Situational awareness is the act of being perceptive of the environment around you. This includes people, things, buildings, and actions. Time and space come into consideration. What actions and events mean are also part of the whole picture.
Some jobs depend on the skills of its workers in situation awareness. Examples include ship’s navigators, air traffic controllers, police officers, teachers, power plant operators, military commanders, athletes, bus drivers, prison guards, and fire fighters.
To a lesser extent anyone who drives a vehicle, rides a bike, walks a postal route, or works in a bank may well use situational awareness to stay safe.
Those who have heightened situational awareness just seem to know that something is about to happen. One commented that the hairs on her neck stood up and warned her. Another confessed to hearing a buzzing noise. It could be kind of a sixth sense but it is thought to be a well-developed mental ability to notice things.
Combat Marines learn to spot danger sounds, sights, and smells. These might be the absence of sounds like the birds suddenly being quiet or no children at play.
Recognizing threats is a good skill for those who have concealed carry weapons. Noting threatening situations makes them more prepared for whatever may come. Take for example: an enemy attacks, a bomb explodes, or a mugger strikes.
Law Enforcement calls situational awareness “profiling”. It’s simply noting people, environmental clues and becoming more vigilant. Law enforcement and customs officials, airport security become wary when they see certain types of people or vehicles or packages or behaviors.

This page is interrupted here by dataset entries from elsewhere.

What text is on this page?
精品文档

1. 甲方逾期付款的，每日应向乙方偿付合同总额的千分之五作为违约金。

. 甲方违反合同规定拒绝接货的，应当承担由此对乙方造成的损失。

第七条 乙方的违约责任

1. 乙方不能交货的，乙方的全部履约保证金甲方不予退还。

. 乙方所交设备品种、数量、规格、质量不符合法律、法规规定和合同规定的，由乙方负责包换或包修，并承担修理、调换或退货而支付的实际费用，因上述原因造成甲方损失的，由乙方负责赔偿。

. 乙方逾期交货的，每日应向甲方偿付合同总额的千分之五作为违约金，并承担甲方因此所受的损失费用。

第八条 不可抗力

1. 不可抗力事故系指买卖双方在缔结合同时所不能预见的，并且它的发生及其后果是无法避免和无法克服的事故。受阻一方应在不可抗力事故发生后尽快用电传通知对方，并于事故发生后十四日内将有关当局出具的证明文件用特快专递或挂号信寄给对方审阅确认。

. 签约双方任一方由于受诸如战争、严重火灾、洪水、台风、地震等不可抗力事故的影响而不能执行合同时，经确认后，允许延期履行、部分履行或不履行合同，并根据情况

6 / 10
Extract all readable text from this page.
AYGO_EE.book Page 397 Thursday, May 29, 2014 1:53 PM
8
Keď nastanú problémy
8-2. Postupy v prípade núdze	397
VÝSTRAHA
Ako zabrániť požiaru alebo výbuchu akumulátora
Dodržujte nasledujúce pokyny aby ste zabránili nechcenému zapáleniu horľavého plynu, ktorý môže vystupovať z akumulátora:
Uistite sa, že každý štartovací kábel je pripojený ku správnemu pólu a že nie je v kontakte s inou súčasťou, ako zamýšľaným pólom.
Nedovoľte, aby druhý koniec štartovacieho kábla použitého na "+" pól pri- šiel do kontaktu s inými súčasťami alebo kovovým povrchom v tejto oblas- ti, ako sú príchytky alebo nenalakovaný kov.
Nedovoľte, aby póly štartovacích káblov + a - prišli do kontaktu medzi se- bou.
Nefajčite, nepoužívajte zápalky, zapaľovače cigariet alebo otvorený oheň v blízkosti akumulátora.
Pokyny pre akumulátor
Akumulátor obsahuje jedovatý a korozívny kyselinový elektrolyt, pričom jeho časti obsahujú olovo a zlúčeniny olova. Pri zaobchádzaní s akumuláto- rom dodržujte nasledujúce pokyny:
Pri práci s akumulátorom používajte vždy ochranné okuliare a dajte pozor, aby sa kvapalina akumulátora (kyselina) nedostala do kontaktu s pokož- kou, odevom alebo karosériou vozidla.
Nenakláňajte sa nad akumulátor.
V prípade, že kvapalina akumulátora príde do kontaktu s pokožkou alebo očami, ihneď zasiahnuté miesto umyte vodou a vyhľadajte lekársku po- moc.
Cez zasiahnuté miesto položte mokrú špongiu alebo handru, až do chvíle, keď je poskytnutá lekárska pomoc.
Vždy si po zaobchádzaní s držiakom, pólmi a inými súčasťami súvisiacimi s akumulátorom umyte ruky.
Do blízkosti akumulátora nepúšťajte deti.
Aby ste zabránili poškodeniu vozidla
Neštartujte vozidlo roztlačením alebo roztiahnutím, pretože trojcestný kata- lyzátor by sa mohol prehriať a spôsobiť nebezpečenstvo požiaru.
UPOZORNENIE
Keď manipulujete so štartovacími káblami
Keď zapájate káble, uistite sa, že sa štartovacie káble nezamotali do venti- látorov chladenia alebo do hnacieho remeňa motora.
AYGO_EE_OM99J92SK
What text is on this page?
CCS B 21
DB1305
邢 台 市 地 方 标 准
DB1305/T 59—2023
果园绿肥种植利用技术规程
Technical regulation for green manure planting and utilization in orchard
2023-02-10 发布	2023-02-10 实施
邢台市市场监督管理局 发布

Experience has taught them that certain movements or extra weight or avoidance send off alarm bells.
Our brains are set to help us survive. They tell us, “Something is not right.” It could be that hair on the back of the neck. It might be you feel a chill or a shudder.
This is not prejudice or bias. It’s simply our brains sounding an alarm. While a neighborhood may feel “bad” or “unsafe” we may merely be reacting to an unusual and thus uncomfortable setting.
Scientists argue that we may have become so socialized that we fail t0 listen to these clues from the Limbic System of our brains. One law enforcement officer noted that experience in the tough neighborhood where he worked had taught him to smell fear. Other police interrogators note such behaviors as nervousness, fidgeting, sweating, mumbling, shaking, dilated pupils as signs.
Situation awareness causes those of us who are observant to notice children playing near a roadway and to slow down and become more vigilant.
One man takes his clue from his dog when it comes to potential home invasion. The dog’s sense of smell and hearing are much better developed than his own.
“When it comes to protecting me, my family, and my property, we’re a winning team,” he admitted. “This dog and my concealed carry weapon have warded off a lot of problems.”